Brussels Sprout and Sun-dried Tomato Egg Cups
I’m not huge into meal prepping, but I will say that I never regret having something already made to grab for breakfast. These brussels sprout and sun-dried tomato egg cups are always a winner. They are also great if you get tired of eating the same flavors when it comes to eggs. That’s the beauty with egg cups – you can play around with different vegetables and herbs and cheeses. They’re also pretty hard to mess up and if meal prepping is your thing, they’re perfect for that!
Now, I’ve been eating brussels sprouts for a very large portion of my life and it still blows my mind that it’s brussels sprout and not brussel sprout. Anyone else? Anyway, once I can get past that, there are very few things that sun-dried tomatoes don’t make better. The salty, rich flavor really shines through when combined with the brussels sprouts. If you’re hesitant to try it, don’t be! Sage is another curveball we’re going to throw into this recipe that also will not disappoint. I love to throw in some feta cheese as well, but feel free to omit or substitute with your favorite cheese.

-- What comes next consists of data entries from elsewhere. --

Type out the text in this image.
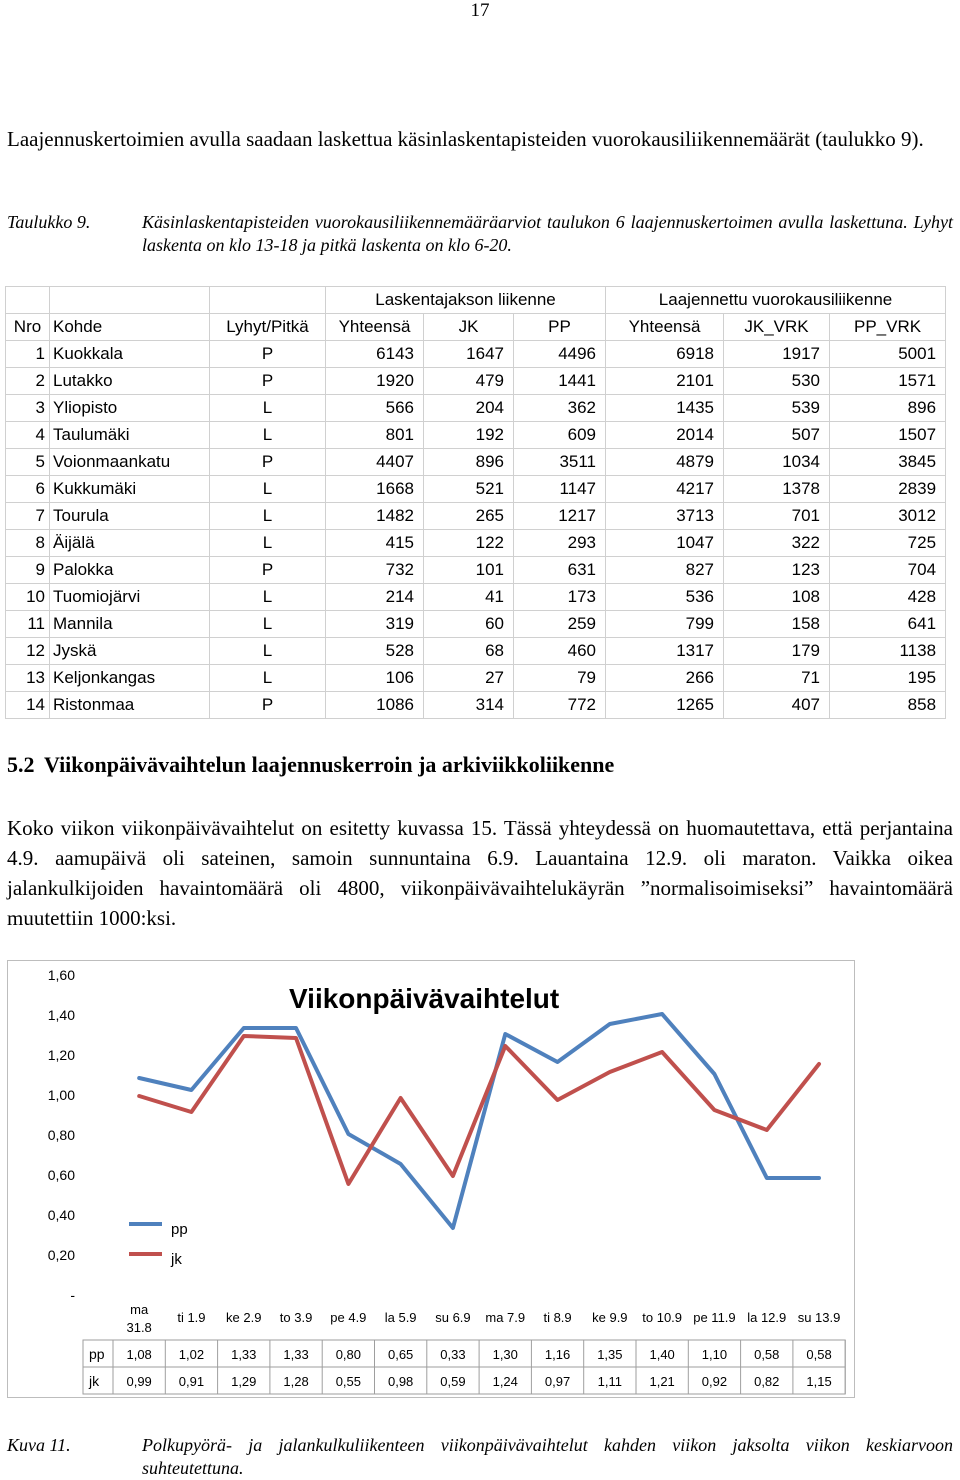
17
Laajennuskertoimien avulla saadaan laskettua käsinlaskentapisteiden vuorokausiliikennemäärät (taulukko 9).
Taulukko 9.	Käsinlaskentapisteiden vuorokausiliikennemääräarviot taulukon 6 laajennuskertoimen avulla laskettuna. Lyhyt laskenta on klo 13-18 ja pitkä laskenta on klo 6-20.
			Laskentajakson liikenne			Laajennettu vuorokausiliikenne		
Nro	Kohde	Lyhyt/Pitkä	Yhteensä	JK	PP	Yhteensä	JK_VRK	PP_VRK
1	Kuokkala	P	6143	1647	4496	6918	1917	5001
2	Lutakko	P	1920	479	1441	2101	530	1571
3	Yliopisto	L	566	204	362	1435	539	896
4	Taulumäki	L	801	192	609	2014	507	1507
5	Voionmaankatu	P	4407	896	3511	4879	1034	3845
6	Kukkumäki	L	1668	521	1147	4217	1378	2839
7	Tourula	L	1482	265	1217	3713	701	3012
8	Äijälä	L	415	122	293	1047	322	725
9	Palokka	P	732	101	631	827	123	704
10	Tuomiojärvi	L	214	41	173	536	108	428
11	Mannila	L	319	60	259	799	158	641
12	Jyskä	L	528	68	460	1317	179	1138
13	Keljonkangas	L	106	27	79	266	71	195
14	Ristonmaa	P	1086	314	772	1265	407	858
5.2 Viikonpäivävaihtelun laajennuskerroin ja arkiviikkoliikenne
Koko viikon viikonpäivävaihtelut on esitetty kuvassa 15. Tässä yhteydessä on huomautettava, että perjantaina 4.9. aamupäivä oli sateinen, samoin sunnuntaina 6.9. Lauantaina 12.9. oli maraton. Vaikka oikea jalankulkijoiden havaintomäärä oli 4800, viikonpäivävaihtelukäyrän ”normalisoimiseksi” havaintomäärä muutettiin 1000:ksi.
Viikonpäivävaihtelut
-
0,20
0,40
0,60
0,80
1,00
1,20
1,40
1,60
ma
31.8
ti 1.9 ke 2.9 to 3.9 pe 4.9 la 5.9 su 6.9 ma 7.9 ti 8.9 ke 9.9 to 10.9 pe 11.9 la 12.9 su 13.9
pp
jk
pp 1,08 1,02 1,33 1,33 0,80 0,65 0,33 1,30 1,16 1,35 1,40 1,10 0,58 0,58
jk 0,99 0,91 1,29 1,28 0,55 0,98 0,59 1,24 0,97 1,11 1,21 0,92 0,82 1,15
Kuva 11.	Polkupyörä- ja jalankulkuliikenteen viikonpäivävaihtelut kahden viikon jaksolta viikon keskiarvoon suhteutettuna.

While the ingredient list may seem odd or intimidating, I promise making the egg cups themselves is not! All you have to do is chop all of the ingredients and add them to a muffin pan. Make your life easier and buy these reusable silicone baking cups. They will gaurantee the egg cups are sure to pop right out and not stick! Once you add the veggies, herbs, and cheese to the cups, you will beat the eggs with the salt and pepper. I like to use a large pyrex measuring cup to mix them so it’s easier to pour. Pour the egg mix into the cups and stir with a fork to evenly distribute the mix-ins. Lastly, pop them in the oven to bake and enjoy!
Brussels Sprout and Sun-dried Tomato Egg Cups
Ingredients
- 1 cup shredded brussels sprouts
- ⅓ cup sun-dried tomatoes, chopped
- ¼ cup shallot, chopped
- 2 tbsp fresh sage, chopped
- ⅓ cup feta cheese
- 10 eggs
- ½ tsp salt
- ½ tsp pepper
Instructions
- Preheat oven to 350° and line a muffin pan with 12 silicone liners
- Chop brussels sprouts, sun-dried tomatoes, shallot, and sage
- Distribute all vegetables, sage, and feta evenly throughout all muffin cups
- In a medium bowl or large pyrex measuring cup, whisk eggs, salt, and pepper
- Pour egg mixture evenly into all 12 cups
- Lightly stir each cup with a fork to ensure even distribution of the ingredients
- Bake for 20 minutes or until set
- Serve immediately or let cool before storing in the refrigerator!